Denise Schmandt-Besserat is the author of THE HISTORY OF COUNTING, a non-fiction picture book illustrated by Michael Hays (Morrow, 1999). This interview was conducted via email in February 2000.
What first inspired you to write The HISTORY OF COUNTING for children?
I am professor of Art and Middle Eastern Studies at the University of Texas at Austin. My field is the Archaeology of the ancient Near East. I wanted to tell the results of my work as an archaeologist to my six grandchildren.
The book is dedicated to Nicolas, the oldest. I like to share my discoveries with the new generation. I like the challenge of presenting complex data in a simple way.
How did you become interested in counting and numbers?
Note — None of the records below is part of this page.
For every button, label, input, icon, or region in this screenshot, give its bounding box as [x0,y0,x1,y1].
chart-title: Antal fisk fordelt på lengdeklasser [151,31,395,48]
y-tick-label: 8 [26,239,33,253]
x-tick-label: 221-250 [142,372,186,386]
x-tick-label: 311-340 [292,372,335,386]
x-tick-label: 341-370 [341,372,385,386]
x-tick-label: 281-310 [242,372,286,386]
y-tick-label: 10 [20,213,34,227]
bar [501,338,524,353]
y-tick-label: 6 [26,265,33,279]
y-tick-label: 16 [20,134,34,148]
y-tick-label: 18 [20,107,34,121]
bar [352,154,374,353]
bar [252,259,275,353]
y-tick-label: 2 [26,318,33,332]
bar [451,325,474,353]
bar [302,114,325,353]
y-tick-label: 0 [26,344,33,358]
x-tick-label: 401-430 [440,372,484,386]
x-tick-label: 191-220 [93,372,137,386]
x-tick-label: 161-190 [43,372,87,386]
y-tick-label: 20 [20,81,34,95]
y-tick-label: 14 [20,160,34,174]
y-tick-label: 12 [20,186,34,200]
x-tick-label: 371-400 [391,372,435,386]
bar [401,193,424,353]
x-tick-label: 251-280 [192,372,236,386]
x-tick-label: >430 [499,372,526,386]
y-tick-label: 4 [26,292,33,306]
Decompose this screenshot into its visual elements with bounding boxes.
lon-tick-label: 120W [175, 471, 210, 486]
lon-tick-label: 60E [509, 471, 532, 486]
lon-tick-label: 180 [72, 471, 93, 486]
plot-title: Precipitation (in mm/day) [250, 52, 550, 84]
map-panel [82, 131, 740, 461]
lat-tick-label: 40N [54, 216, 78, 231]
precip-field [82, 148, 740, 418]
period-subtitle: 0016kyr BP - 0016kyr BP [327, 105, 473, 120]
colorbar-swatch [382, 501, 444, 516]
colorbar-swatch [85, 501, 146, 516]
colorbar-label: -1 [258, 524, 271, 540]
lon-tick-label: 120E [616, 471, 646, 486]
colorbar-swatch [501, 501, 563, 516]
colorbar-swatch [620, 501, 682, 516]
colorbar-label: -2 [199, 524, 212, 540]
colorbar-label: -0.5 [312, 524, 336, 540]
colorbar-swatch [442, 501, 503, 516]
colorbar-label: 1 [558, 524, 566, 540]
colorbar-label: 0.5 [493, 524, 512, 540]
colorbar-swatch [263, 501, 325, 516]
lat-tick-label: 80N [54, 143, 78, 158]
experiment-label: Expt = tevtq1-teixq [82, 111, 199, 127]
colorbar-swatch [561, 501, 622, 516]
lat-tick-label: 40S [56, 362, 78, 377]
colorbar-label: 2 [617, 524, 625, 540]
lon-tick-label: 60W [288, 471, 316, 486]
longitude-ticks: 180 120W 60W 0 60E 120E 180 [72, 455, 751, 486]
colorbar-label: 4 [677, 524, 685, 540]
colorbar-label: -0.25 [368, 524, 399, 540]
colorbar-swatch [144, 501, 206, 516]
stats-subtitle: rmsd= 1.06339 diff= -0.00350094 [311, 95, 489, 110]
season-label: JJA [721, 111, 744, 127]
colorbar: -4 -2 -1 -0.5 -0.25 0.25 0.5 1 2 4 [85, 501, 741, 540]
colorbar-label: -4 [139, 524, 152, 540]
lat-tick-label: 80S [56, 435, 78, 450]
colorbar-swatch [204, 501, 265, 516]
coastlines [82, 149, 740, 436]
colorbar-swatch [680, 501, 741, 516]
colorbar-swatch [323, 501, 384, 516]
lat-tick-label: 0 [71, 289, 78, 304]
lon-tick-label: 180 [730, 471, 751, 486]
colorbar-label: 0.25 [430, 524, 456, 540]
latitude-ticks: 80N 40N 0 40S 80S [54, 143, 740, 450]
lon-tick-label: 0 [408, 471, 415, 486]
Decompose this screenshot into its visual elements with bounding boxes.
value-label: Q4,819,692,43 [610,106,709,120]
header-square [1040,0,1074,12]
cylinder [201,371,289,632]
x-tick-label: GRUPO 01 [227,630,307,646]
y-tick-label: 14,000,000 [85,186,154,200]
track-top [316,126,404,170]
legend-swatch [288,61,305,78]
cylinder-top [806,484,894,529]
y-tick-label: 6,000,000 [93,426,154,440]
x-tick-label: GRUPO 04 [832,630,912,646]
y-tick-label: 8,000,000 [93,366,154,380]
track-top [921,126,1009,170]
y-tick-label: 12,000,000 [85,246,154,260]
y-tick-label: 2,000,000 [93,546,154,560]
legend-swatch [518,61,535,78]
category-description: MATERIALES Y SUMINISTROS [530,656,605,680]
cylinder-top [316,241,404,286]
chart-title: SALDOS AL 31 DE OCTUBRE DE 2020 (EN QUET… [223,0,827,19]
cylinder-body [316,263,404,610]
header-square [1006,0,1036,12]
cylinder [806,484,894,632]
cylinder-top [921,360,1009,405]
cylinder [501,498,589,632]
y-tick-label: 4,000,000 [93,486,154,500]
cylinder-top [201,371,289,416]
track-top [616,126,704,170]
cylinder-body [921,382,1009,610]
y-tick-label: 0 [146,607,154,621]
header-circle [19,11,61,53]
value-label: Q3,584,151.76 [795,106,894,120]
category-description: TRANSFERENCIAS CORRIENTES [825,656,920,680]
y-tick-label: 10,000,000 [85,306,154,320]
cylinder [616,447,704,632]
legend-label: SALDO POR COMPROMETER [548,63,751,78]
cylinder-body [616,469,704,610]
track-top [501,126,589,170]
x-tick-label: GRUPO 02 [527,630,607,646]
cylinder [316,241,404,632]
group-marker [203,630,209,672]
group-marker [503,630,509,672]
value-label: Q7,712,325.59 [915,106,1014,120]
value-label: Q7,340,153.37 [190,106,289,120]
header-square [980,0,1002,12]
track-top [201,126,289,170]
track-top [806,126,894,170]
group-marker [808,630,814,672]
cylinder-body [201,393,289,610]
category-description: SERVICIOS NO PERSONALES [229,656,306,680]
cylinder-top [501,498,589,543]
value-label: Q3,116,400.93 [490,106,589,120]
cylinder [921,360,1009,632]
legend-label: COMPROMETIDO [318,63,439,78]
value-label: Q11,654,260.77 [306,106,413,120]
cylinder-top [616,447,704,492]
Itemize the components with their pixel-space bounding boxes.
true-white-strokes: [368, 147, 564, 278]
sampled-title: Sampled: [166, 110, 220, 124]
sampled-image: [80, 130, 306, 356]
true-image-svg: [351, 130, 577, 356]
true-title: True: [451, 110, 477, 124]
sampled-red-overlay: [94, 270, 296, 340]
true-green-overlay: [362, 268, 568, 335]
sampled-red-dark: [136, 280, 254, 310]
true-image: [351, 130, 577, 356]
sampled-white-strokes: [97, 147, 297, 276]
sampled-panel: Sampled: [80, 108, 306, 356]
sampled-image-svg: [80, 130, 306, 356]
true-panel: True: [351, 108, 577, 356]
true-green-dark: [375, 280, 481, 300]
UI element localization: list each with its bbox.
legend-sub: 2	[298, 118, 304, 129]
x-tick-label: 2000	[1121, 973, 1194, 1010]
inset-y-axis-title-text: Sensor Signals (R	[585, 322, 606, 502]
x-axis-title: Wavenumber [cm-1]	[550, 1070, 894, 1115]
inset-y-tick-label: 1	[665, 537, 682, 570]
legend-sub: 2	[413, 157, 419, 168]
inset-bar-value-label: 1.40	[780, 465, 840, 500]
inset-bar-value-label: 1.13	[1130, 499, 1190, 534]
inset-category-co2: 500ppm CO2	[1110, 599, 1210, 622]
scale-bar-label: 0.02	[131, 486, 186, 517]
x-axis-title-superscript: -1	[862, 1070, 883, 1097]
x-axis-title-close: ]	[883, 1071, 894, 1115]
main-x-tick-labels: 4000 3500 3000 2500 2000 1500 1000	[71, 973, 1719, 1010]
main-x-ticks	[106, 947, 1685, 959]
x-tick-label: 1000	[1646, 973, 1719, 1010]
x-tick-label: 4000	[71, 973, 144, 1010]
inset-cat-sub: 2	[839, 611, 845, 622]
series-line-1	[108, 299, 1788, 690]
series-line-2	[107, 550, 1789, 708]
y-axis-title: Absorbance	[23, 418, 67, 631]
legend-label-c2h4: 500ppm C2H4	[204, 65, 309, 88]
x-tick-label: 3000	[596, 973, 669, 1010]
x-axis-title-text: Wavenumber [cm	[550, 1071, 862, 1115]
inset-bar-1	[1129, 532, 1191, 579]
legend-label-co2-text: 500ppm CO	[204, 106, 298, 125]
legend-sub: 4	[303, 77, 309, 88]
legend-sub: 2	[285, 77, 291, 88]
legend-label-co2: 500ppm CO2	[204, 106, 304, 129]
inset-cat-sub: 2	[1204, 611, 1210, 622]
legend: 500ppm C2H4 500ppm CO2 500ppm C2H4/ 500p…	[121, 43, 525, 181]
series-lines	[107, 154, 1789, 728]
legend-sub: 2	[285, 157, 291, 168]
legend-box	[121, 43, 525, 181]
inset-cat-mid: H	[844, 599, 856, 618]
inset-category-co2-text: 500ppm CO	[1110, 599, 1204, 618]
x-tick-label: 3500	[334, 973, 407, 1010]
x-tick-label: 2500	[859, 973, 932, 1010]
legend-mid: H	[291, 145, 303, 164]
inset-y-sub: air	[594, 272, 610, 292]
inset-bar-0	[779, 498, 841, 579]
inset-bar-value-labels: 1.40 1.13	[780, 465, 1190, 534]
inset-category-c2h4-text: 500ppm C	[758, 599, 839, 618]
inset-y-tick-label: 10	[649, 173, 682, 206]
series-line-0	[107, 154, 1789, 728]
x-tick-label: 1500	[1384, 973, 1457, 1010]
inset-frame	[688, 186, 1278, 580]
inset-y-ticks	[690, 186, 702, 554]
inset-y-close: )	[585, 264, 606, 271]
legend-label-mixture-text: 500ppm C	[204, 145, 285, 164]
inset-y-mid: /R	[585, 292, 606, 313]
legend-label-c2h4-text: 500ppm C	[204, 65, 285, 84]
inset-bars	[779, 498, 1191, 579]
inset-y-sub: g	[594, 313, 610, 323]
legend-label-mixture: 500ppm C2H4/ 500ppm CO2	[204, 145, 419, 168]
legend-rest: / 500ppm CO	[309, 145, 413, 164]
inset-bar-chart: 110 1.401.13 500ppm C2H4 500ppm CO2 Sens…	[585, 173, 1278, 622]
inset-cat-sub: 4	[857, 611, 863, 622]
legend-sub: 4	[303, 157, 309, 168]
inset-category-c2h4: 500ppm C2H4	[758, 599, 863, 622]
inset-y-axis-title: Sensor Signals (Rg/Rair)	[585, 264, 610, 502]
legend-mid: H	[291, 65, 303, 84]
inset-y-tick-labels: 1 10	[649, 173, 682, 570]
The realization that our way of counting was preceded by more archaic ways of counting is the outcome of 25 years of research. I had the privilege to study archaeological material that revealed 1) how writing was first invented in Sumer, present day Iraq, ca. 3000 BC and 2) how counting had evolved over 10,000 years.
What do you think Michael Hays’ illustrations brought to the text?
The pictures are important in giving a sense of history.
The HISTORY OF COUNTING includes people and places throughout time. Are there still parts of the world where abstract numbers are not used at all?
It is my understanding that abstract numbers are now universally used for business and administration. There are however still many dialects, which preserve different numerations systems for daily life counting. I think of Maya or Russian dialects. Also, body counting is still common in Africa and Oceania.
Why did we go to base 10 instead of 6 or 12?
Because it makes it infinitely easier to calculate. Think how the system of 12 inches, 3 feet etc. complicates computing.
Is there anything else about counting that you’d like to share?
It is fascinating to me how many times counting was invented on the face of the earth and the multiple ways of counting that were developed. It is also interesting to me that people all over the world had such great difficulty in counting beyond 3 and that each bigger number thereafter was a special accomplishment.
Why are there so few books about math and science?
I have noted that people are not curious about the invention of numbers, because it is commonly held, that humans spontaneously count to ten because they have 10 fingers. Nothing, however, is further than the truth.
Is there something you would like to add?
I have had great joy in reading with my children and grandchildren and have learned a great deal in the process. I hope HISTORY OF COUNTING will also be shared by children and their moms and dads.